Received Date: Sep 16, 2018 / Accepted Date: Oct 16, 2018 / Published Date: Oct 22, 2018

Citation: Yasser Ali Kamal. Sprengel deformity: An update on the surgical management. Pulsus J Surg Res. 2018;2(2):64-68.

This open-access article is distributed under the terms of the Creative Commons Attribution Non-Commercial License (CC BY-NC) (, which permits reuse, distribution and reproduction of the article, provided that the original work is properly cited and the reuse is restricted to noncommercial purposes. For commercial reuse, contact [email protected]


Sprengel deformity (SD), undescended scapula or high scapula is the most common congenital abnormality of the shoulder girdle. The aim of this article is to review the literature for updates on the surgical management of SD. The etiological theories of SD remain to be based on a developmental arrest of the intrauterine normal descent of the scapula. The deformity often coexists with other syndromes and medical conditions including Klippel-Feil syndrome, scoliosis, and rib abnormalities. The imaging evaluation is based on chest X-ray, CT with 3-D reconstruction and MRI to determine the deformity and its association with omovertebral bone. The plan for treatment is judged by the Cavendish classification of clinical cosmetic appearance, as well as shoulder functional impairment. Mild cases need no surgical intervention, however, there are several surgical procedures preserved for moderate to severe cases with near similar postoperative outcomes. The commonly performed procedures include Green's and Woodward procedures with further modifications to enhance the early mobilization and to reduce the associated brachial plexus injury. The use of minimally invasive techniques for SD is limited but it may take its place in the future.


Thoracic wall abnormalities; high scapula; sprengel deformity


Sprengel deformity (SD) is a rare congenital malformation of the scapula, named after Otta Gerhard Karl Sprengel in 1891 [1], who suggested that increased amniotic fluid pressure interfered with the descent of the scapula, hence the appellation deformity [1,2]. By 1908, there were 136 published cases with SD [3]. Normally, the scapula lies superiorly at the level of the 2nd vertebra and inferiorly at the level of the 7th or 8th vertebra, but in patients with SD, the scapula is elevated, dysplastic and medially rotated at the inferior pole, with the glenoid directed inferiorly. Moreover, an omovertebral bone or band connecting the cervical vertebral spinous processes to the scapula may found in up to 50% of cases with SD [2,4,5].

The main complaint of a child with SD includes cosmetic deformity and limitation of the abduction of the shoulder. Other congenital anomalies may coexist with SD including scoliosis, rib anomalies, Klippel-Feil syndrome and diastematomyelia [6,7]. The initial imaging workup for the assessment of SD should include plain radiography and computed tomography (CT) to assess the level of the scapula, determine the associated abnormalities, and delineate an omovertebral bone or band.
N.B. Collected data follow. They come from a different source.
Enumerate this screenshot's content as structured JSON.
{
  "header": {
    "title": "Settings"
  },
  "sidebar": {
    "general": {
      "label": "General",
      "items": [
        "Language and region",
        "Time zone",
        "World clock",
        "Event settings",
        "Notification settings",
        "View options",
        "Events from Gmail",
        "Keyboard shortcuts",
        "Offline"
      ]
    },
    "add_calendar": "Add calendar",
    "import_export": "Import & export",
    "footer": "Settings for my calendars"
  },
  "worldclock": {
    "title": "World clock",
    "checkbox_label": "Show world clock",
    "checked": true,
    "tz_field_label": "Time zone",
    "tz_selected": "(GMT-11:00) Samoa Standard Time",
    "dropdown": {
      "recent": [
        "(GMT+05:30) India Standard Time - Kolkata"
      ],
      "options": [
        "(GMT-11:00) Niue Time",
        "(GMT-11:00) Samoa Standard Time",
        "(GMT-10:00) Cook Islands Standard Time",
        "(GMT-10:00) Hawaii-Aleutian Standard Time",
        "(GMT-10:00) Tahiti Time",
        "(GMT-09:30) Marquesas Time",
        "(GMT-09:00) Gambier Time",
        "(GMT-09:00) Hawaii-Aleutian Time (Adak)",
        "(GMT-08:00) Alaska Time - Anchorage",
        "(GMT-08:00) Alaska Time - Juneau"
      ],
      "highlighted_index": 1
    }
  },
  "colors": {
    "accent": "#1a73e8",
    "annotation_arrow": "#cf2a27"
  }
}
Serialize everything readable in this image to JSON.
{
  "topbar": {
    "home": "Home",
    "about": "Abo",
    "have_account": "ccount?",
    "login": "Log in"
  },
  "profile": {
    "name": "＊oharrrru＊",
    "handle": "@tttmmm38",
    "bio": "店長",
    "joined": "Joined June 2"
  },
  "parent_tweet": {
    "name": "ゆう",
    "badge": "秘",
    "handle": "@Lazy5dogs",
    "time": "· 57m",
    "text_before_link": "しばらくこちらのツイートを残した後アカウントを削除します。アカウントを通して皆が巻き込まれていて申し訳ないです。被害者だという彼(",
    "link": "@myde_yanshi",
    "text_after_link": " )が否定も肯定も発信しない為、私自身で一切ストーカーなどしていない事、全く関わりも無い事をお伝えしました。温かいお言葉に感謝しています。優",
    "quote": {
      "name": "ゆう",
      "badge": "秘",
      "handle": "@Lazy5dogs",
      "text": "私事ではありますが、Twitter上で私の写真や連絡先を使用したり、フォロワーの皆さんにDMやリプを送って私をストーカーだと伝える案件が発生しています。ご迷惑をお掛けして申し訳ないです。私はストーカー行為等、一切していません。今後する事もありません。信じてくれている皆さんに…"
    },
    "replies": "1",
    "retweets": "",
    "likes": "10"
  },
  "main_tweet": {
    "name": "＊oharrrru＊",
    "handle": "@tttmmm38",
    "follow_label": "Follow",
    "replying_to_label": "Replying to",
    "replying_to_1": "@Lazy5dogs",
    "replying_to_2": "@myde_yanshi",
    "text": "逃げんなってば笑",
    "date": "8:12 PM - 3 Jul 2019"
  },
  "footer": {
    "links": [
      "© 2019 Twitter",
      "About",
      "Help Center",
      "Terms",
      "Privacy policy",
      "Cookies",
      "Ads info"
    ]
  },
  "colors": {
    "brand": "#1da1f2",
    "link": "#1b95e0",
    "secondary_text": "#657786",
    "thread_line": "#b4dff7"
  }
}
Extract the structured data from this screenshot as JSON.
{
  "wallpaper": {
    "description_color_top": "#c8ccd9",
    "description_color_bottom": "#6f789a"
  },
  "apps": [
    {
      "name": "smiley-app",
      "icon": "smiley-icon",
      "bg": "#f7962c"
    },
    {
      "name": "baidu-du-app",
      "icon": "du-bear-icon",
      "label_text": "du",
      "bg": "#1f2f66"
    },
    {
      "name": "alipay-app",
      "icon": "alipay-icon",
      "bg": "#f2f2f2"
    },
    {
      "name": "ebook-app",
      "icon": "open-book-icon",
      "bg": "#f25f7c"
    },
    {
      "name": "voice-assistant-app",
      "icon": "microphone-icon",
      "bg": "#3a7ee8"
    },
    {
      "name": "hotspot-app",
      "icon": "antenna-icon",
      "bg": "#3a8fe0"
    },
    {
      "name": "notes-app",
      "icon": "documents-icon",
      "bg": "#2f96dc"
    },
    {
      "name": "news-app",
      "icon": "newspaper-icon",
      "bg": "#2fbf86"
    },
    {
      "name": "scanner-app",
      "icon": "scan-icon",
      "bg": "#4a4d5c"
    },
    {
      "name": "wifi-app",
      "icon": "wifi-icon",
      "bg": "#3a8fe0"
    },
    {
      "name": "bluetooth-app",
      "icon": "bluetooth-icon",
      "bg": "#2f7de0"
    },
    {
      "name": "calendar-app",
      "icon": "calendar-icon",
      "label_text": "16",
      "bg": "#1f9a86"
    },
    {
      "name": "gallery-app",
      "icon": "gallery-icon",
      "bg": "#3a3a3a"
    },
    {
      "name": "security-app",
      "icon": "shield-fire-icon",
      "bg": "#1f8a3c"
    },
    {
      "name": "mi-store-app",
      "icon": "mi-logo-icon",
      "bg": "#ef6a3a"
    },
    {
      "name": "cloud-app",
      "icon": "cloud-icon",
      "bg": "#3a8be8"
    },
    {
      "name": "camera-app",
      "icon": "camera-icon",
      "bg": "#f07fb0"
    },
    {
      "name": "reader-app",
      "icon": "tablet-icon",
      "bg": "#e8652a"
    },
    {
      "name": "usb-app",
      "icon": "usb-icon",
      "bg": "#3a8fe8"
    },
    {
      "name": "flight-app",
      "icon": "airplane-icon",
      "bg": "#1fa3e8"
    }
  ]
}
Moreover, the complex anatomy and omovertebral connection can be screened best with 3D CT or MRI [8,9].

The treatment may be non-surgical or surgical according to the degree of cosmetic and functional affection by SD. Many operative procedures have been described to correct SD [10-13]; however, a controversy remains about the appropriate procedure. In this review article, we try to review the literature for the updated knowledge about the etiology, diagnosis, and treatment of SD.


The embryological development of scapula starts between the 4th and 8th weeks of gestation, where it is initially located at the level of 4th cervical vertebra, then it grows and migrates under cellular signaling pathways guide to the final location at the level of the 7th thoracic vertebra at the 6th week of gestation. Growth arrest of the scapula or the surrounding muscles results in failure of the scapula to descend leaving it hypoplastic and malrotated at a high level [14].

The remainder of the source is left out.